Outliers is a classic book on what makes up success by Malcolm Gladwell. He argues that highly successful people – the outliers – do not succeed just by simply working harder. Being there at the right place at the right time, among other factors, is critical too.
Gladwell describes the “Rule of 10,000” which says that it takes about 10,000 hours of practicing a task for someone to achieve mastery in it. It can be music, computer programming, writing, sports – anything (and certainly for knowledge work!).
“… ten thousand hours of practice is required to achieve the level of mastery associated with being a world-class expert — in anything. In study after study, of composers, basketball players, fiction writers, ice skaters, concert pianists, chess players, master criminals, and what have you, this number comes up again and again. Of course, this doesn’t address why some people get more out of their practice sessions than others do. But no one has found a case in which true world-class expertise was accomplished in less time.
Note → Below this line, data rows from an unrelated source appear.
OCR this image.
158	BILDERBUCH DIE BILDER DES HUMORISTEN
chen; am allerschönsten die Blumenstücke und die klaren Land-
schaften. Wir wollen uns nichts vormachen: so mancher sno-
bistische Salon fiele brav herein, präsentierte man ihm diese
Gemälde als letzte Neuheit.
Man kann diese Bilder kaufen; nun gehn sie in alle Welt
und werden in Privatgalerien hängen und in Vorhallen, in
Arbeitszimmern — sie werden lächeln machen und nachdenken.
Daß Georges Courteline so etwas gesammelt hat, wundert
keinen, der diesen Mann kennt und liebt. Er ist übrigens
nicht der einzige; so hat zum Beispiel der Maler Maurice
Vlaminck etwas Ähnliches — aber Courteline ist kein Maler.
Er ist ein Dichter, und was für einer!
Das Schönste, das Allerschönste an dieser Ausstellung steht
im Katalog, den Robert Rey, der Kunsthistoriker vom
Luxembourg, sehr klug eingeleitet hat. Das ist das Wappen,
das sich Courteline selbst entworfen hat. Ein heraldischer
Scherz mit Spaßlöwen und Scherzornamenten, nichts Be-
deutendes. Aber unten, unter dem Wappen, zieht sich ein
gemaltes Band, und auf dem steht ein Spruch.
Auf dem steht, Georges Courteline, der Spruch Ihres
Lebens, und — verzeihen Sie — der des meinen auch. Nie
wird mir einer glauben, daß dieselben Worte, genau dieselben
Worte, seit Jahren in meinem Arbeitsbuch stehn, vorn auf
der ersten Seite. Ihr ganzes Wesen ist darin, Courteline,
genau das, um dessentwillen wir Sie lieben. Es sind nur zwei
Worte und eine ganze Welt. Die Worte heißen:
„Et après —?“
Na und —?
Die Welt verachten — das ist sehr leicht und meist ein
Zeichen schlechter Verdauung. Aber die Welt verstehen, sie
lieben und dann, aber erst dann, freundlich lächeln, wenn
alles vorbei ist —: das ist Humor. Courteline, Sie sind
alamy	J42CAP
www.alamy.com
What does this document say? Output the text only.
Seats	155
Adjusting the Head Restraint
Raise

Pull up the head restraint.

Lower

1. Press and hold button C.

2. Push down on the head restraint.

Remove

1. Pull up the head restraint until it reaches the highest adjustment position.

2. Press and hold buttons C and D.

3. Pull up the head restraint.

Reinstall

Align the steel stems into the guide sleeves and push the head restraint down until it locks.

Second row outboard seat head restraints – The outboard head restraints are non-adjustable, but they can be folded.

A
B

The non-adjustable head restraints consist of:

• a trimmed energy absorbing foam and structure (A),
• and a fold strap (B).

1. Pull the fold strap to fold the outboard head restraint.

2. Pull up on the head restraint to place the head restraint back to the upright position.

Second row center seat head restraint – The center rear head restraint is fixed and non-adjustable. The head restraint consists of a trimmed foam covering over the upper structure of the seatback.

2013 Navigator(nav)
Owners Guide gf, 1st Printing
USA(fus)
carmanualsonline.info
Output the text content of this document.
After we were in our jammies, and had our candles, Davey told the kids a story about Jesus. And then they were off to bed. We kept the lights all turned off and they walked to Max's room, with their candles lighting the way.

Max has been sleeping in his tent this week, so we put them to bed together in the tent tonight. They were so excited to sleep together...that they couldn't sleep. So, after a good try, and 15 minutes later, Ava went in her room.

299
It seems that it takes the brain this long to assimilate all that it needs to know to achieve true mastery.” — “Outliers” by Malcolm Gladwell
Doing the maths, practicing for 40-hours in a week and 180 hours in a month, it takes about 5 years to achieve mastery in it. Obviously, what it means to be a master and what the world of mastery is can vary, but in general the rule models the effort required to become really good at something. Gladwell gives examples of The Beatles, Bill Gates and Paul Allen to prove the theory. All of them put in 10,000 of practicing music or programming before they really became masters at it.